Freistehend im Größeren der beiden Säle der Neuen Galerie Dachau befindet sich ein Kistenensemble auf einem Podest. Am vorderen Rand des Podestes ist ein Schreibtisch, sowie eine Sitzgelegenheit platziert. In der Art der Konstruktion entspricht das Ensemble den Transport– und Lagerkisten, die ich zum Schutz meiner Arbeiten verwende. Es handelt sich um Sperrholzplatten auf einem hölzernen Rahmen, gelegentlich mit Kistengriffen und durchweg mit Beschriftungen versehen. Auf den neueren Kisten sind mittels Schablonenschrift der Titel, das Entstehungsjahr und standartisierte Hinweispiktogramme zur Handhabung appliziert. Entsprechend lesen wir auf der Schreibtischkiste in Schablonenschrift die Namen der beiden Künstler, Ausstellungstitel und Dauer der Ausstellung. Im Inneren zweier großformatiger Kisten am hinteren Rand des achteckigen Podestes verbirgt sich eine mobile Ausstellungswand, die ansonsten üblicherweise als zusätzliche Hängefläche für die Ausstellun–gen genutzt wird. „...und dazwischen klemmt ne´Kiste...“ ist der lapidare Untertitel dieses Details des funktionalen Skulpturenensembles.
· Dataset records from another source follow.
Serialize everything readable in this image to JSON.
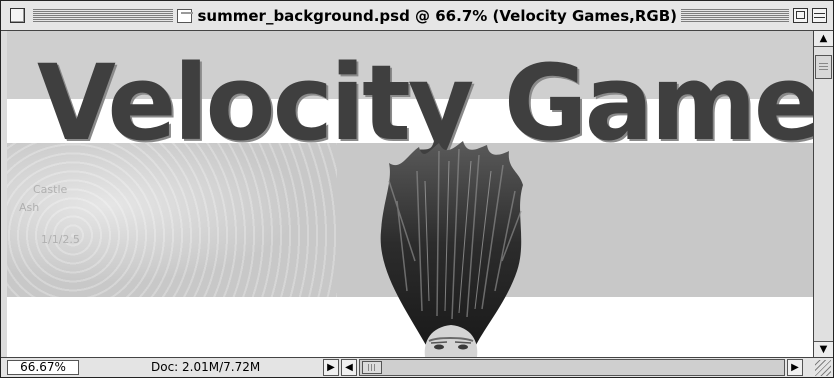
{
  "window": {
    "title": "summer_background.psd @ 66.7% (Velocity Games,RGB)"
  },
  "canvas": {
    "headline": "Velocity Games",
    "map_labels": [
      "Castle",
      "Ash",
      "1/1/2.5"
    ],
    "colors": {
      "headline": "#3f3f3f",
      "band_gray": "#c8c8c8",
      "band_white": "#ffffff"
    }
  },
  "status": {
    "zoom": "66.67%",
    "doc_info": "Doc: 2.01M/7.72M"
  },
  "icons": {
    "close": "close-box-icon",
    "document": "document-icon",
    "zoom": "zoom-box-icon",
    "collapse": "collapse-box-icon",
    "scroll_up": "up-arrow-icon",
    "scroll_down": "down-arrow-icon",
    "status_right": "right-arrow-icon",
    "scroll_left": "left-arrow-icon",
    "scroll_right": "right-arrow-icon",
    "resize": "resize-grip-icon"
  }
}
Exponiert auf der hölzernen Fläche sehen wir eine Malerei von Jochen Pankrath, „Spektrum“. Darüber mittig auf den beiden Kisten befindet sich abermals eine Kleinere auf deren Front in Leuchtschrift die Buchstabenfolge ONO zu lesen ist. In der Malerei „Spektrum“ steht uns eine, nur mit einem Slip bekleidete, junge Frau auf einer Matratze– vielleicht eine Wiedergabe einer Ateliersituation des Malers– gegenüber. Den Kopf leicht in den Nacken gelegt, mit den Händen ihre Hüften berührend, schaut sie den Betrachter von oben herab herausfordernd an. Neben sich auf der sockelgleichen Matratze steht eine kleine hölzerne Kiste in Form eines stilisierten Hauses. Die Front ist eingerückt; wie wir es an anderer Stelle in der Ausstellung nochmals vorfinden werden und mit einer Darstellung einer Taube versehen. Es ist ein in humorigerweise, malerisches Spiel mit verschiedenen Bildebenen (Bild im Bild) und deren historischen Andeutungen (ikonografische Verweise). Hinter der aufreizend posierenden Frau zeigt uns Jochen Pankrath ein weiteres Bild im Bild, abermals eine Malerei als eine Darstellung eines gemalten Bildes und gleichzeitig Malerei als abstrakte Malerei. Geometrische Farbflächen, Dreiecke die einen malerischen Raum in seiner anteiligen spektralen Brechung beschreiben. Rot, Gelb, Cyan und Grün stehen hier sinnbildlich für das sichtbare Farbspektrum und vielleicht für das Metier des Malers grundsätzlich, die Farbe, das Licht. Fintenreich verführt uns Jochen Pankrath in diesen illusionistisch gemalten Raum gedanklich einzutreten, um uns im nächsten Zug mit der scheinbaren Auflösung eben dieses Farbraums unserer Täuschung bewusst werden zu lassen. Aber vielleicht ist auch dieses nur eine weitere Wendung, um einer gekonnt geschaffenen Illusion und deren Desillusionierung auf dem Leim zu gehen.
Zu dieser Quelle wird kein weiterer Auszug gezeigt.